Here we discuss results of a recently published cohort study 2 reporting safety and efficacy of a novel Pregnancy-specific Intravenous Insulin-Glucose Infusion (P-IVI) protocol, validated at John Hunter Hospital since 2017, as compared to the previous standard of care (a generic Adult IntraVenous Insulin protocol (A-IVI) not designed for pregnancy). Primary outcome was percentage of on-infusion time with capillary blood glucose (BGL) at target (3.8-7mmol/L). Secondary outcomes were percentage time with critical hyperglycaemia (BGL>10mmol/L) or hypoglycaemia (BGL <3.8mmol/L), and incidence of neonatal hypoglycaemia (BGL<2.5mmol/L in first 48 hours if betamethasone given within 2 days of birth).

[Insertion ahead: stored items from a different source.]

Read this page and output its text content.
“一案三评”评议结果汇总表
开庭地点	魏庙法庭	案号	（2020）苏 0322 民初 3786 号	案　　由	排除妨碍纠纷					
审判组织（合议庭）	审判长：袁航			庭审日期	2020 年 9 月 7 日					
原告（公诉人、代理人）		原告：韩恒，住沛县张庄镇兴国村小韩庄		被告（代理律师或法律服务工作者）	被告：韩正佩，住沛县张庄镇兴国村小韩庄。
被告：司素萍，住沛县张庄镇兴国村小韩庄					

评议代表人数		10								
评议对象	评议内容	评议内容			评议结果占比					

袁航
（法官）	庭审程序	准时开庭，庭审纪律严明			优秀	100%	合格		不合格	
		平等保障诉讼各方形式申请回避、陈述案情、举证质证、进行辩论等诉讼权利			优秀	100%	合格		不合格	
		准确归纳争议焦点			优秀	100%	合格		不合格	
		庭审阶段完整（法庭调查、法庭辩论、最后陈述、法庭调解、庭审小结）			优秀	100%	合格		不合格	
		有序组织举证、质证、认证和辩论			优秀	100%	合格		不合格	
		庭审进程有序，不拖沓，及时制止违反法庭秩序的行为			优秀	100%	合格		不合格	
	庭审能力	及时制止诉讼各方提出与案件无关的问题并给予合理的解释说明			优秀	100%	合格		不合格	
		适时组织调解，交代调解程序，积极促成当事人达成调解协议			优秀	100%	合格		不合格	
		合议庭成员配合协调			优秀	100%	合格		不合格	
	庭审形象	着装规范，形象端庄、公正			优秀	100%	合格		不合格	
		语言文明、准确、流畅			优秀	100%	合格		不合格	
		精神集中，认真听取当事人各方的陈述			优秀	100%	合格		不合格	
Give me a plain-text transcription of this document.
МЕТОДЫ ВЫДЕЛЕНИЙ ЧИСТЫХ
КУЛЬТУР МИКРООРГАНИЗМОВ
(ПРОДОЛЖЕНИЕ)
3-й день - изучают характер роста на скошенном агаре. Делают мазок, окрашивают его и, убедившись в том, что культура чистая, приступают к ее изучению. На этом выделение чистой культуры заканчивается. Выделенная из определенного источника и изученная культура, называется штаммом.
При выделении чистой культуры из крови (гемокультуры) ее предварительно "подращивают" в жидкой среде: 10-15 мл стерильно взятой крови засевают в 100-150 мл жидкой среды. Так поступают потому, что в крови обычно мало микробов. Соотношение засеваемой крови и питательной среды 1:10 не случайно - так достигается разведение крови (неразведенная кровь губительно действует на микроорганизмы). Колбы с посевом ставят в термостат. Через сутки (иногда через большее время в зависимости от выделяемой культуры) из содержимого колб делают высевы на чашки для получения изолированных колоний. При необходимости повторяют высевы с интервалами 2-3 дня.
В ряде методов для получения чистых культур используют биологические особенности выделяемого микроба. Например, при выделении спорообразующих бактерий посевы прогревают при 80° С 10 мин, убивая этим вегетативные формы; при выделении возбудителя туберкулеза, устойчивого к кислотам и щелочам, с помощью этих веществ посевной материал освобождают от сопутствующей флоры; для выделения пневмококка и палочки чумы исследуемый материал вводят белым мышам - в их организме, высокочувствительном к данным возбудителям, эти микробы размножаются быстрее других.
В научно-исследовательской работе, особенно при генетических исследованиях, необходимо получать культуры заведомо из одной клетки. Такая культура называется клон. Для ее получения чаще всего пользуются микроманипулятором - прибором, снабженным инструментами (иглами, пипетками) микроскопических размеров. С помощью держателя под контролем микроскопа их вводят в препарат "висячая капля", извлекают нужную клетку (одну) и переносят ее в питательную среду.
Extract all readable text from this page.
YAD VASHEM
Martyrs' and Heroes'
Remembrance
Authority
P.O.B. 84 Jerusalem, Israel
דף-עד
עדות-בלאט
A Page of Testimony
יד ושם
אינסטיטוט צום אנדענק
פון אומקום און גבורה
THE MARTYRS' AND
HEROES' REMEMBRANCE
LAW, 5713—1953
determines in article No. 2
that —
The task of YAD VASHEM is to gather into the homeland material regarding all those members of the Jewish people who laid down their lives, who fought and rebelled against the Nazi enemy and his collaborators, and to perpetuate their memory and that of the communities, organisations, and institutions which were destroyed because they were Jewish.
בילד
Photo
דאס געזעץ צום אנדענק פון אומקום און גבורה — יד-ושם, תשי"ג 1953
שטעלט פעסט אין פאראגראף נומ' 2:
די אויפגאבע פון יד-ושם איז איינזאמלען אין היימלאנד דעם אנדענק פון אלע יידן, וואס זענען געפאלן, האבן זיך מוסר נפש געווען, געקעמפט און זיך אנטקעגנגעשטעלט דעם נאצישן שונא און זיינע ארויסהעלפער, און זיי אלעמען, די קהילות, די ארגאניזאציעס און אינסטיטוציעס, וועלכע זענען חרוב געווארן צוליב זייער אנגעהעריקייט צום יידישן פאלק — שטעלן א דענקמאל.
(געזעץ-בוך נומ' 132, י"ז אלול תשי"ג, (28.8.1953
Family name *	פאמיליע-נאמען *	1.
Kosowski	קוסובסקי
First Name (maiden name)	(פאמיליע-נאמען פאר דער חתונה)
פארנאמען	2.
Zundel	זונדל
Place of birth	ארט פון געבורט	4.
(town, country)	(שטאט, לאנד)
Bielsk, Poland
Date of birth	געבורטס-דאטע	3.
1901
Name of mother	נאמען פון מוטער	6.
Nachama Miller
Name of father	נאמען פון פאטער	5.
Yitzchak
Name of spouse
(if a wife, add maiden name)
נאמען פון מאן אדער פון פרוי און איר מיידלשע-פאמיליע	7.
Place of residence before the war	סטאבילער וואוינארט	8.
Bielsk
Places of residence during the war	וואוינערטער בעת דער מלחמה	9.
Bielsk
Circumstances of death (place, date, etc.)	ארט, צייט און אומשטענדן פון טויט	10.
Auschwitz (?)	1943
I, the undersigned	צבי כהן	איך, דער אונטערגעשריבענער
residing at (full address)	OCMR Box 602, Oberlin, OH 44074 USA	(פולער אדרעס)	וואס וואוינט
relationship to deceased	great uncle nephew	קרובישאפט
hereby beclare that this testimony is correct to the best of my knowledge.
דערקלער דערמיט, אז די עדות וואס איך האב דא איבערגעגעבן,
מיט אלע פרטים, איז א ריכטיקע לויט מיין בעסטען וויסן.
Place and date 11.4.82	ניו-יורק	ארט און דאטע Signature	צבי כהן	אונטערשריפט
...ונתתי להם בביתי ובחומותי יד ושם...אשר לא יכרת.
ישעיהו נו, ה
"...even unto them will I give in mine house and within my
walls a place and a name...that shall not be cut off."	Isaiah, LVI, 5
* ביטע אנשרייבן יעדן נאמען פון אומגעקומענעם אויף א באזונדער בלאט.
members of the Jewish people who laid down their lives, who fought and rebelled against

We found that on-infusion time at target was 68% (95%CI 64-71%) for P-IVI compared to 55% (95%CI 50-60%) for AIVI (p=0.0002). Time with critical hyperglycaemia was lower with P-IVI compared to A-IVI (0% vs 2%, p=0.02), with lower incidence of maternal hypoglycaemia (2% vs 12%, p=0.02). Neonatal hypoglycaemia occurred in 29% of births following P-IVI, compared to 54% births following A-IVI (p=0.03). A multiple logistic regression model adjusting for potential confounders gave an odds ratio for neonatal hypoglycaemia with P-IVI of 0.27 (95%CI 0.10-0.76, p=0.01).
We conclude that an infusion protocol designed for pregnancy effectively controlled maternal hyperglycaemia following betamethasone. This is the first protocol to show a reduction in betamethasone-associated neonatal hypoglycaemia, linked with optimum maternal glycaemic control.